Milwaukee, WI – Say what you will about the Pokemon GO phenomenon, but leave it to government to try and ruin the fun. Milwaukee County is attempting to force the developer of the wildly popular game to get a permit for use of the public parks.
The parks director sent a letter to the CEO of Niantic, referencing a county ordinance that “requires a permit for game play in the public spaces,” according to WISN 12 News.
“We’re asking them to submit a permit so that we understand who is the contact (and) how we can get a hold of them if this should get out of hand,” [Parks Director John] Dargle said.
Until that permit is obtained, Niantic “must deactivate and remove all Pokemon GO sites, including Poke stops and Gyms within Milwaukee County parks,” the letter said.
No reply has been received from Niantic.
Dargle is making the assumption that a virtual game with no physical presence beyond people walking around with their smartphones – which people are doing anyway – is equivalent to a physical game such as volleyball being played at the park.
Authorities say Pokemon GO is operating a “site,” but have not elaborated on exactly what constitutes said site. According to the county statutes, an organization that wishes to hold an event at a public park must obtain a permit. However, Niantic has not sponsored any official Pokemon GO events.
The virtual game simply results in more people doing what people are already doing – walking around looking at their smartphones. There is no actual event and no actual site.
The demand for a permit application highlights the fact that government’s rules and regulations are not objective, unbiased dictums, but can be arbitrarily interpreted to fit an agenda.
Milwaukee County Executive Chris Abele blamed “more trash” and Pokemon GO players “interfering with other people’s ability to enjoy their own park” for their attempt to “get serious” by demanding a permit application.
Other park patrons have reportedly complained about parking and congestion issues.
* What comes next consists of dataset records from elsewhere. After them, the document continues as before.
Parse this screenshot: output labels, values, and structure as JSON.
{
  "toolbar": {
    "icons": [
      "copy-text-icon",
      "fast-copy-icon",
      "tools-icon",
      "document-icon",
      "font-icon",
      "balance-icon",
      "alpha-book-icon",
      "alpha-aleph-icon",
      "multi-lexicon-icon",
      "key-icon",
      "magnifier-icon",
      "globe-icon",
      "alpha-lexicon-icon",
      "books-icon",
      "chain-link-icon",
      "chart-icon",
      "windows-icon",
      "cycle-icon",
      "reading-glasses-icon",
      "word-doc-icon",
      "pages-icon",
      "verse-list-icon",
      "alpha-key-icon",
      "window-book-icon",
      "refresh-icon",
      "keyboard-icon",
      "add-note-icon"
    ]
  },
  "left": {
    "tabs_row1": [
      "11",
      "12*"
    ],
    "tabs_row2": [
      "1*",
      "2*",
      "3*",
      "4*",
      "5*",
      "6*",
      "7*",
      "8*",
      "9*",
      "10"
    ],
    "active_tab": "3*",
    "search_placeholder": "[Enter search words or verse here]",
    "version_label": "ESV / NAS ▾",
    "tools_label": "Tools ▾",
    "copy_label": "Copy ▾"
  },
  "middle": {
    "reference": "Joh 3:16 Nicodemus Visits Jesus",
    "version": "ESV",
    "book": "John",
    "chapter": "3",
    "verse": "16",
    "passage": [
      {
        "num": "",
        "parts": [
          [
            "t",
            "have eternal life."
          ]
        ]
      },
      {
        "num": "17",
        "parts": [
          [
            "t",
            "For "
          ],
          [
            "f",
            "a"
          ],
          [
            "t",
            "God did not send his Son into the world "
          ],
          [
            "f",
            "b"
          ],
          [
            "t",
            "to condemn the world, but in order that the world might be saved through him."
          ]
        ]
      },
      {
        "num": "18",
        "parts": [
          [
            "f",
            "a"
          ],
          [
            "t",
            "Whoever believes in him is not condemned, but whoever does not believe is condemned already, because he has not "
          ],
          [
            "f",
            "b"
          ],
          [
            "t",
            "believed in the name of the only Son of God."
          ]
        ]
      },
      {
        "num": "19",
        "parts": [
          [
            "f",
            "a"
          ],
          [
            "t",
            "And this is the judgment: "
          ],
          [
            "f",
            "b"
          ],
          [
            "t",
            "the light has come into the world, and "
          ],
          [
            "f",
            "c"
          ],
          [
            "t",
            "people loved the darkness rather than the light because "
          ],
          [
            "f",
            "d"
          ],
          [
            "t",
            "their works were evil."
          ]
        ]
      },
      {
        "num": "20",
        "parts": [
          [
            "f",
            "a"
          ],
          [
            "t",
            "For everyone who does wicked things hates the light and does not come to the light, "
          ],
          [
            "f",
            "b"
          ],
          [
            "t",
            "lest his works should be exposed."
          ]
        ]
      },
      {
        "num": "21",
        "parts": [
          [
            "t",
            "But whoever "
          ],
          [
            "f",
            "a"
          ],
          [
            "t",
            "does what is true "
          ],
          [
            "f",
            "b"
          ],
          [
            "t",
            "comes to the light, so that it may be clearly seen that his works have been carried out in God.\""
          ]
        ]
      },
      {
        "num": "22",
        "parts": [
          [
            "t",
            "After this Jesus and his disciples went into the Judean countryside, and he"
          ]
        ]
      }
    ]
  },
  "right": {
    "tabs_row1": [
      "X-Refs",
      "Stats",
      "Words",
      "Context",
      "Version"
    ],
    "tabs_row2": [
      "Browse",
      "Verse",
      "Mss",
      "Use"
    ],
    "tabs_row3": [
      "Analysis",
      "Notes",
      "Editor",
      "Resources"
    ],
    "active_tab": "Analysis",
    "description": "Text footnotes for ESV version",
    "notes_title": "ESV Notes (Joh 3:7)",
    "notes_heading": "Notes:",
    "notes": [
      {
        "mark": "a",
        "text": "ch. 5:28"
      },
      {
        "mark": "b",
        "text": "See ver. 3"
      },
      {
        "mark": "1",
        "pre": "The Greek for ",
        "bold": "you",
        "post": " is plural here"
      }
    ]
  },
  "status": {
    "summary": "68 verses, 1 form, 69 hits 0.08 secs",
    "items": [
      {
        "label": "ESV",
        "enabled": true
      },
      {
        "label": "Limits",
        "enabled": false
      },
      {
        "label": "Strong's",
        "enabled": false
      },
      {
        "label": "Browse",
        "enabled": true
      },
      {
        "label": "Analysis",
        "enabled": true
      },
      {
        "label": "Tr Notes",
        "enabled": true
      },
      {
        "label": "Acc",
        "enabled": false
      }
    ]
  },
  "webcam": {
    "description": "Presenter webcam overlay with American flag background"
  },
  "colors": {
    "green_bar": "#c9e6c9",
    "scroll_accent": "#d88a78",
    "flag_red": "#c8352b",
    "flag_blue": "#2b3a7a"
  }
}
But there does not appear to be a logical explanation as to how an official permit would alleviate these issues when we’re talking about a virtual game that anyone plays at any time.
Someone should ask for such an explanation at the public meeting scheduled for Sept. 7 at Lake Park.
Meanwhile, one Pokemon GO player believes things are being blown out of proportion.
“I understand the danger, the worry, the fears behind that, but from what I’ve seen, everyone plays respectfully here. Everyone’s extremely polite, and I don’t know why people wouldn’t want the parks to be filled with people. That’s what parks are made for,” said Andres Amaya.
Perhaps the county is simply trying to squeeze some money out of Niantic. Permit applications invariably come with permit fees, and governments are always looking for ways to shake down individuals and businesses.